0

I'm trying to run a training job for a object detection model on google cloud. It fails after logging the following from each ps-replica.

Check failed: DeviceNameUtils::ParseFullName(new_base, &parsed_name) 
{
 insertId:  "1am4lt7g2ytgyip"  
 jsonPayload: {
  created:  1532870862.316736   
  levelname:  "CRITICAL"   
  lineno:  27   
  message:  "Check failed: DeviceNameUtils::ParseFullName(new_base, &parsed_name) "   
  pathname:  "tensorflow/core/common_runtime/renamed_device.cc"   
 }
 labels: {
  compute.googleapis.com/resource_id:  "8188383009228980271"   
  compute.googleapis.com/resource_name:  "cmle-training-ps-1d73aafb3a-0-7bjnw"   
  compute.googleapis.com/zone:  "us-central1-a"   
  ml.googleapis.com/job_id:  "object_detection_07_29_2018_14_17_36"   
  ml.googleapis.com/job_id/log_area:  "root"   
  ml.googleapis.com/task_name:  "ps-replica-0"   
  ml.googleapis.com/trial_id:  ""   
 }
 logName:  "projects/object-detection-210310/logs/ps-replica-0"  
 receiveTimestamp:  "2018-07-29T13:27:48.515404065Z"  
 resource: {
  labels: {
   job_id:  "object_detection_07_29_2018_14_17_36"    
   project_id:  "object-detection-210310"    
   task_name:  "ps-replica-0"    
  }
  type:  "ml_job"   
 }
 severity:  "CRITICAL"  
 timestamp:  "2018-07-29T13:27:42.316735982Z"  
}

Followed by this:

-ps-replica-1
Command '['python', '-m', u'object_detection.model_main', u'-- 
model_dir=gs://aka_b1/train/', u'-- 
pipeline_config_path=gs://aka_b1/data/ssd_mobilenet_v1_coco.config', '--job- 
dir', u'gs://aka_b1/train/']' returned non-zero exit status -6

{
 insertId:  "1d4klnfg3ihl2be"  
 jsonPayload: {
  created:  1532870863.971174   
  levelname:  "ERROR"   
  lineno:  879   
  message:  "Command '['python', '-m', u'object_detection.model_main', u'--model_dir=gs://aka_b1/train/', u'--pipeline_config_path=gs://aka_b1/data/ssd_mobilenet_v1_coco.config', '--job-dir', u'gs://aka_b1/train/']' returned non-zero exit status -6"   
  pathname:  "/runcloudml.py"   
 }
 labels: {
  compute.googleapis.com/resource_id:  "7345648913232166992"   
  compute.googleapis.com/resource_name:  "cmle-training-ps-1d73aafb3a-1-tjx4f"   
  compute.googleapis.com/zone:  "us-central1-a"   
  ml.googleapis.com/job_id:  "object_detection_07_29_2018_14_17_36"   
  ml.googleapis.com/job_id/log_area:  "root"   
  ml.googleapis.com/task_name:  "ps-replica-1"   
  ml.googleapis.com/trial_id:  ""   
 }
 logName:  "projects/object-detection-210310/logs/ps-replica-1"  
 receiveTimestamp:  "2018-07-29T13:27:47.591698250Z"  
 resource: {
  labels: {
   job_id:  "object_detection_07_29_2018_14_17_36"    
   project_id:  "object-detection-210310"    
   task_name:  "ps-replica-1"    
  }
  type:  "ml_job"   
 }
 severity:  "ERROR"  
 timestamp:  "2018-07-29T13:27:43.971174001Z"  
}

I tried after replacing tfrecords, config file and ckpt files of a successfull training job I ran earlier.
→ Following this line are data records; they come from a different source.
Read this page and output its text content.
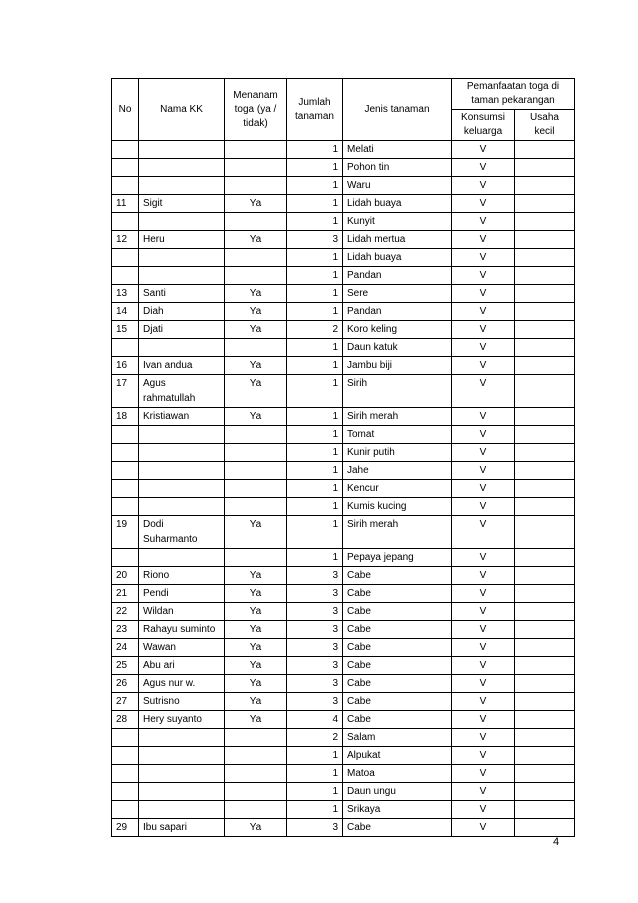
No	Nama KK	Menanam toga (ya / tidak)	Jumlah tanaman	Jenis tanaman	Pemanfaatan toga di taman pekarangan	
					Konsumsi keluarga	Usaha kecil
			1	Melati	V	
			1	Pohon tin	V	
			1	Waru	V	
11	Sigit	Ya	1	Lidah buaya	V	
			1	Kunyit	V	
12	Heru	Ya	3	Lidah mertua	V	
			1	Lidah buaya	V	
			1	Pandan	V	
13	Santi	Ya	1	Sere	V	
14	Diah	Ya	1	Pandan	V	
15	Djati	Ya	2	Koro keling	V	
			1	Daun katuk	V	
16	Ivan andua	Ya	1	Jambu biji	V	
17	Agus rahmatullah	Ya	1	Sirih	V	
18	Kristiawan	Ya	1	Sirih merah	V	
			1	Tomat	V	
			1	Kunir putih	V	
			1	Jahe	V	
			1	Kencur	V	
			1	Kumis kucing	V	
19	Dodi Suharmanto	Ya	1	Sirih merah	V	
			1	Pepaya jepang	V	
20	Riono	Ya	3	Cabe	V	
21	Pendi	Ya	3	Cabe	V	
22	Wildan	Ya	3	Cabe	V	
23	Rahayu suminto	Ya	3	Cabe	V	
24	Wawan	Ya	3	Cabe	V	
25	Abu ari	Ya	3	Cabe	V	
26	Agus nur w.	Ya	3	Cabe	V	
27	Sutrisno	Ya	3	Cabe	V	
28	Hery suyanto	Ya	4	Cabe	V	
			2	Salam	V	
			1	Alpukat	V	
			1	Matoa	V	
			1	Daun ungu	V	
			1	Srikaya	V	
29	Ibu sapari	Ya	3	Cabe	V	
4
But the issue remains. Only difference is the bucket name, which I changed in the config file and at the training job submission command.

Please help.

  • Do you have a pointer to the code that you are running? – rhaertel80 Jul 30 '18 at 14:50
  • Hi, Do you mean the command to submit the training job? I used the same code given here: https://github.com/tensorflow/models/blob/master/research/object_detection/g3doc/running_on_cloud.md but used only 5 workers. Thank you very much. – Akalanka Weerasooriya Jul 30 '18 at 17:08
  • I got 404 error when trying to list your bucket gs://aka_b1/. Double check if the bucket name is correct? – yxshi Jul 30 '18 at 18:16
  • Hi, I deleted that bucket and started fresh. Now there is a bucket called ml_bucket_0 giving the same error. By the way how are you listing it? I'm not sure if it is possible becasue of user authentication settings. Many tanks. – Akalanka Weerasooriya Jul 31 '18 at 01:28
  • Usually a non-existing bucket will return 404 error while it is 403 error if it is due to authentication problem. Your new bucket does return 403 now. – yxshi Jul 31 '18 at 17:20
  • The exit status -6 means that the training process received a `SIGABRT`, more explanation can be found in this [thread](https://stackoverflow.com/questions/3413166/when-does-a-process-get-sigabrt-signal-6/3413233). This may indicate that it got some internal error with TF library. Could you please tell if the issue is a deterministic one? – lwz1992 Aug 01 '18 at 00:14
  • Do you mind following up with us by emailing cloudml-feedback@google.com so we can help examine your logs? – rhaertel80 Aug 01 '18 at 14:36
  • @Iwz1992 Thank you for the valuable information. I got the error about a dozen times over two days. Yes, I think its a deterministic one. – Akalanka Weerasooriya Aug 02 '18 at 17:44

1 Answers1

1

I think I found the problem. I had included Tensorflow in REQUIRED_PACKAGES in the setup.py, trying to overcome a different issue faced earlier. After removing it, this error didn't appear. Many thanks to everybody.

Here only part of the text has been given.